Is My Palm Read is a 1933 Pre-Code Fleischer Studios animated short film starring Betty Boop, and featuring Koko the Clown and Bimbo.

==Plot==
Act One. A modestly dressed Betty visits the shop of an elderly, swami-like fortune teller named Professor Bimbo for some advice, but Bimbo is only interested in making time with Betty. Koko the Clown is the swami's assistant.

Act Two. Bimbo shows Betty images of herself in a crystal ball. After reliving her infancy, this vision of Betty is shipwrecked on a jungle island, where she loses her clothing and fashions a scanty "hula girl" bikini to cover herself. She sings the first few lines of the Irving Berlin song "All by Myself", before being abducted by evil ghosts (perhaps Poltergeists) who imprison her in a jungle cabin. Fortunately, she is rescued by a young, strong sailor, who just happened to be exploring the island on horseback.

Act Three. Back in the fortune teller's shop, Betty is horrified by the vision, but the "elderly" swami removes his fake beard and reveals himself to be the heroic sailor. A happy Betty embraces him lovingly, but their reunion is disrupted by the ghosts from the vision, who burst out of the crystal ball and chase the two through a time portal, back to the desert isle.

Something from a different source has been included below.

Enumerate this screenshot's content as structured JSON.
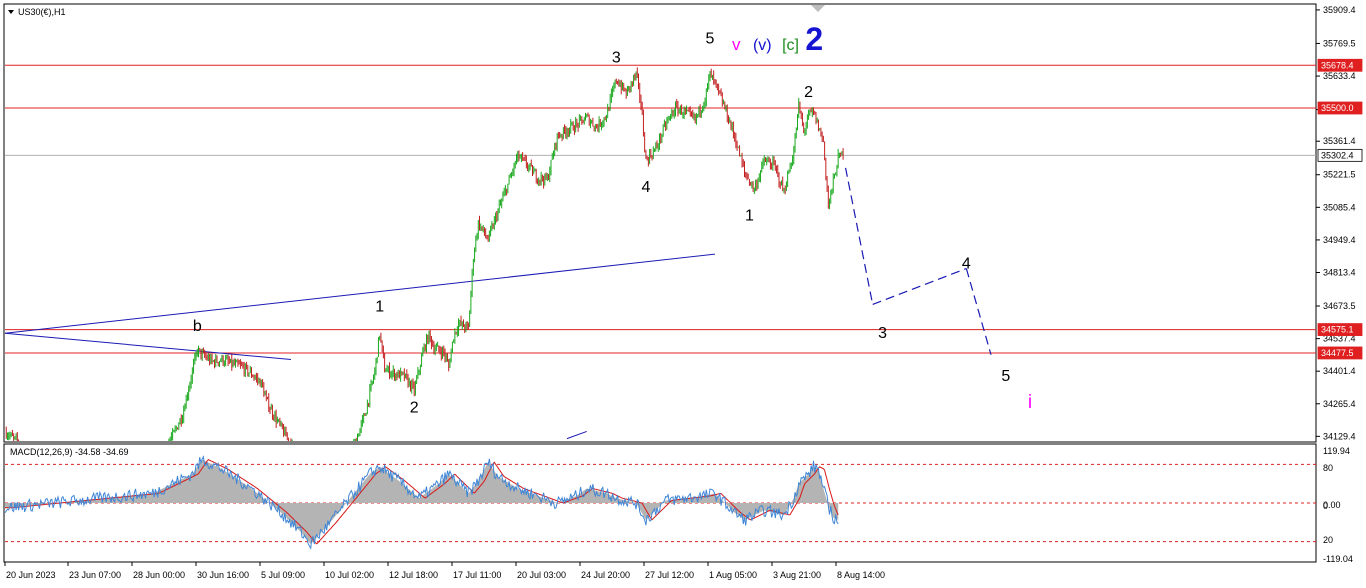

The head ghost rips off Betty's dress to reveal the hula bikini. Betty and Bimbo escape from the ghosts by tricking them into running off a cliff into the sea. The short ends on an unresolved, but optimistic, cliffhanger.

==Alternate versions==
This short was hand-colorized for a 1972 re-release. Colorized prints (mainly television prints) by Fred Ladd's Color Systems are missing several scenes, including three risqué "pre-Code" clips.

- Professor Bimbo's shop has a neon sign which malfunctions to show a mildly obscene hand gesture.
- A strategically placed light reveals the nude outline of Betty's healthy chorus-girl legs under her modest floor-length dress, and she starts dancing like Little Egypt. The cut to this scene also loses the "walk this way" gag.
- Bimbo's crystal ball shows a nude baby Betty taking a bath.
- The hand-shaped waves that wash Betty to shore on an island grab her backside, and she says "Keep your hands to you!" Then she walks ashore and takes off her wet outer clothes out of sight behind what appears to be a boulder, but it turns out to be a turtle that sticks out its head and legs and walks off, exposing Betty in her girdle and bra, while Irving Berlin's song begins to play on the soundtrack. She blushes and runs behind some shrubs, where she puts on a skirt made of palm fronds to make a hula girl costume. She emerges from the bush and sings the first few lines of Berlin's song, before being abducted by ghosts. The cut version jumps straight from her landing on the beach to the first line of her song, leaving her costume change inexplicable. She remains in the hula girl costume for the remainder of the short, except for a brief interlude in Bimbo's shop wearing her modest dress before a ghost rips it from her body to reveal the bikini - a moment which is not censored.
- When the island ghosts are introduced, the final one shown is a "Jewish moneylender" stock character, who becomes invisible in the cut version.

In the 1980s and 1990s, VHS editions usually restored the short to its original black and white appearance, but retained most or all of the above cuts.